How Elasticsearch can help you find suspicious activity on a site

I offer readers of Habrahabr a translation of the article “Spotting bad actors: what your logs can tell you about protecting your business” from the official Elasticsearch blog . The article talks about how you can use the capabilities of Elasticsearch to analyze web server logs in order to detect suspicious activity on the site.

Let's think about what and when we do in case of attempts to hack our site? Firstly, most often we try to eliminate the threat even when the attackers found the vulnerability on the site and took advantage of it. Secondly, often the only operational tool to combat cybercriminals is blocking IP addresses, but this is not a very effective tool if we do not have detailed information about all the addresses from which the attack is conducted on the site.

But how much would the situation have changed if we could have received detailed information in advance about all IP-addresses and subnets that are suspicious and block them? Sounds great, doesn't it?

We can easily do this with Elasticsearch.

In the arsenal of this search engine there is a wonderful Netrisk plugin that takes on all the hassle of analyzing logs and, using the “Sankey” diagram (see picture), shows us the size and concentration of suspicious activity in various traffic segments.



Training


Let's start by installing Netrisk. To do this, you should run the following command while in the Elasticsearch home directory (version no lower than 1.4.0 is required):

bin/plugin -install markharwood/netrisk

Great, now the plugin is installed. But that's not all. He expects us to provide him with an index with correctly configured mapping for the field in which the IP addresses will be stored.
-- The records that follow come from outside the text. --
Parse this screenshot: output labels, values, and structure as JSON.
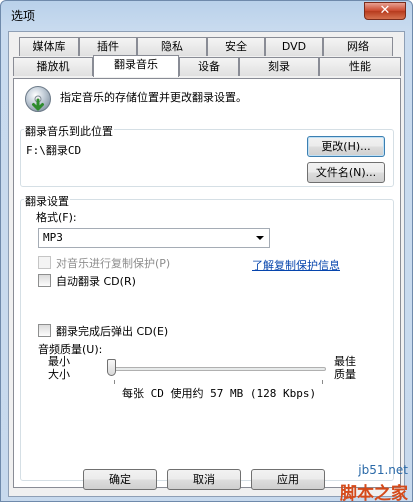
{
  "window": {
    "title": "选项",
    "close_glyph": "✕"
  },
  "tabs_row1": [
    "媒体库",
    "插件",
    "隐私",
    "安全",
    "DVD",
    "网络"
  ],
  "tabs_row2": [
    "播放机",
    "翻录音乐",
    "设备",
    "刻录",
    "性能"
  ],
  "active_tab": "翻录音乐",
  "panel": {
    "description": "指定音乐的存储位置并更改翻录设置。",
    "description_icon": "cd-rip-icon"
  },
  "location_group": {
    "title": "翻录音乐到此位置",
    "path": "F:\\翻录CD",
    "change_button": "更改(H)...",
    "filename_button": "文件名(N)..."
  },
  "settings_group": {
    "title": "翻录设置",
    "format_label": "格式(F):",
    "format_value": "MP3",
    "copy_protect_label": "对音乐进行复制保护(P)",
    "copy_protect_checked": false,
    "copy_protect_enabled": false,
    "learn_link": "了解复制保护信息",
    "auto_rip_label": "自动翻录 CD(R)",
    "auto_rip_checked": false,
    "eject_label": "翻录完成后弹出 CD(E)",
    "eject_checked": false,
    "quality_label": "音频质量(U):",
    "quality_min_top": "最小",
    "quality_min_bottom": "大小",
    "quality_max_top": "最佳",
    "quality_max_bottom": "质量",
    "quality_level": 0,
    "quality_info": "每张 CD 使用约 57 MB (128 Kbps)"
  },
  "buttons": {
    "ok": "确定",
    "cancel": "取消",
    "apply": "应用"
  },
  "watermark": {
    "url": "jb51.net",
    "name": "脚本之家"
  },
  "colors": {
    "link": "#0645ad",
    "close": "#c9472c",
    "title_bg": "#b9d1ea"
  }
}
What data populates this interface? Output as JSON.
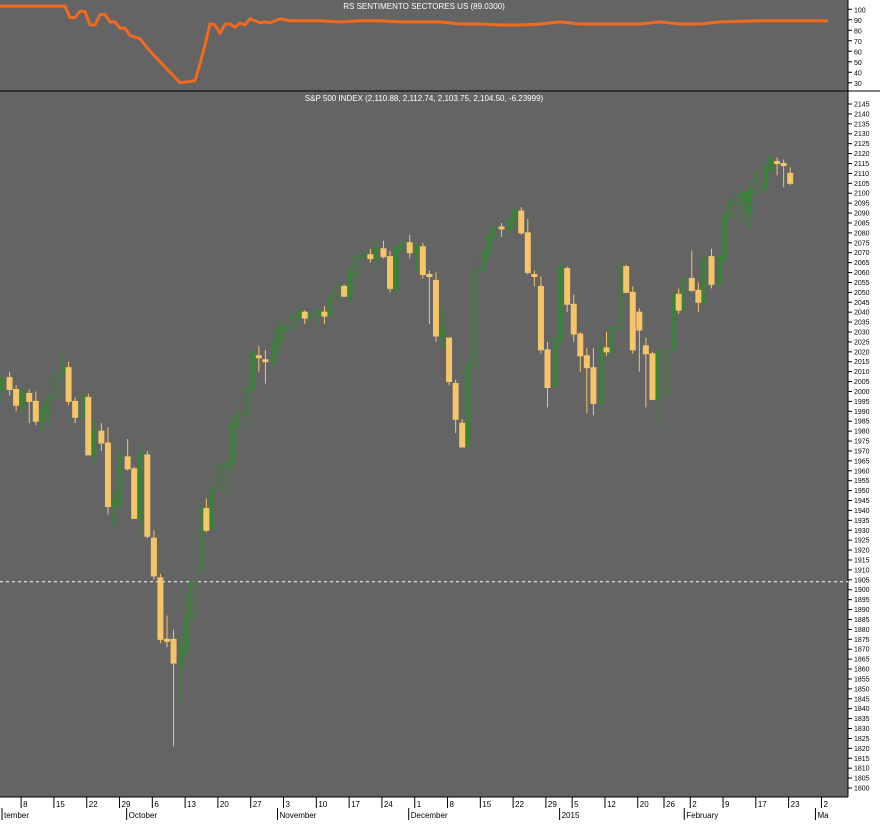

I will explain the details later, but now you just need to create an index and fill it with a small amount of test data by running the following shell script:

$ES_HOME/plugins/netrisk/exampleData/indexAnonData.sh

Attention! This script will create the “mylogs” index, and if you already have an index with that name, it will be deleted.

If you have followed all the instructions above, you can open the plugin page: localhost : 9200 / _plugin / netrisk /

Launch


If you look at the data generated by the script, it may seem that this is not enough for serious analysis, because, in fact, from the valuable, we only have the status of the HTTP server responses. In fact, this is enough to detect suspicious behavior. Typically, the web server generates responses in the range from 200 to 300, but in case of problems, it can assign the status of the response from 400 to 500. For example, this can happen when someone tries to access a page that does not exist. It turns out that we can already get a list of all suspicious calls to the server using the request:

status:[400 TO 599]

Netrisk uses the standard Lucene request parser (the same as Kibana), so you can supplement the request that detects suspicious traffic with additional filters through the OR condition. For example, in this way, we can tell the system that accessing the site without specifying a UserAgent should also be considered suspicious.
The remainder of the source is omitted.